The #iLookLikeAnEngineer hashtag is challenging Silicon Valley stereotypes

The hoodie-clad Silicon Valley engineer has become so omnipresent in popular culture that it’s become a tired cliche. Now a hashtag campaign is challenging the stereotype that programmers fall somewhere on a spectrum between Facebook’s Mark Zuckerberg and Uber CEO Travis Kalanick.

It started with a recruiting ad for the tech company OneLogin, featuring a female engineer in glasses and a black t-shirt and a quote about what a great place OneLogin is work. While the ad campaign also featured several male employees of OneLogin, the image of the female engineer immediately began attracting attention after it went up in BART stations throughout the Bay Area. People didn’t believe the ad.

On Facebook, one user wrote that the ad seemed like an attempt at comedy. Another wondered whether “women in particular buy this image of what a female software engineer looks like.”
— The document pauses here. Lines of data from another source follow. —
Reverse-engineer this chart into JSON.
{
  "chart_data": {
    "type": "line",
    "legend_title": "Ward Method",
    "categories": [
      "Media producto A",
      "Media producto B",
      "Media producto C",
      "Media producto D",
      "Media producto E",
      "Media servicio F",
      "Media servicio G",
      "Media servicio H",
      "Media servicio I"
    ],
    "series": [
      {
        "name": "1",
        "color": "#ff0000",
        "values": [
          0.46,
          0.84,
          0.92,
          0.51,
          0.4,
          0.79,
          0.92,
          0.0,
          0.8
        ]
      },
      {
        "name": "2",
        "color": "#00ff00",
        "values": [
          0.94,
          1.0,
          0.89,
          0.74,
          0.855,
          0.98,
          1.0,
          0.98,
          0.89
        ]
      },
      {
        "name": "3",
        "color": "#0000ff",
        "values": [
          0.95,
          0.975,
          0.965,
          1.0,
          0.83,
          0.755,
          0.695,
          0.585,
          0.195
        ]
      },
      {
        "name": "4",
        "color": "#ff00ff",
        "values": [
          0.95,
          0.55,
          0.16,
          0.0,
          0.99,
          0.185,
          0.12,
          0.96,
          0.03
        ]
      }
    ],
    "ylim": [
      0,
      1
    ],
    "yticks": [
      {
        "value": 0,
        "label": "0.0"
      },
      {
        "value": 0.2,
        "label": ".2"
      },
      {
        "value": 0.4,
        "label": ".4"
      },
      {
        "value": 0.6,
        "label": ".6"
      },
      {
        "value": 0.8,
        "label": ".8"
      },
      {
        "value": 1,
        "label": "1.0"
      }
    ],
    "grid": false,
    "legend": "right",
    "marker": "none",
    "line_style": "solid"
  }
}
No, the ad wasn’t trying to “snare” male engineers with an attractive woman. The woman was just one of the engineers who works at OneLogin. The woman in the ad, Isis Wenger, addressed the criticism in a blog post on Saturday:

Some people think I’m not making “the right face”. Others think that this is unbelievable as to what “female engineers look like”. News flash: this isn’t by any means an attempt to label “what female engineers look like.” This is literally just ME, an example of ONE engineer at OneLogin. The ad is supposed to be authentic. My words, my face, and as far as I am concerned it is.

Wenger asked others who don’t fit the “cookie-cutter mold” to speak up using the hashtag #iLookLikeAnEngineer.

The hashtag has already inspired tens of thousands of posts on Twitter and Instagram. A website, ilooklikeanengineer.net, launched to aggregate all of the posts.

There were female engineers from NASA:

Moms who code:

And engineers who challenged racial stereotypes of the tech industry, too:

“At the end of the day, this is just an ad campaign and it is targeted at engineers,” Wenger wrote in her post. “This is not intended to be marketed towards any specific gender — segregated thoughts like that continue to perpetuate sexist thought-patterns in this industry.”

An average of about 3 percent of employees at 11 large tech companies that recently released employment data are black and 4 percent identify as Hispanic or Latino. The average number of women at the same companies was 35 percent.

In tech, these demographics certainly make up a small slice of the pie, but they’re not non-existent. It’s important to not pretend that they are.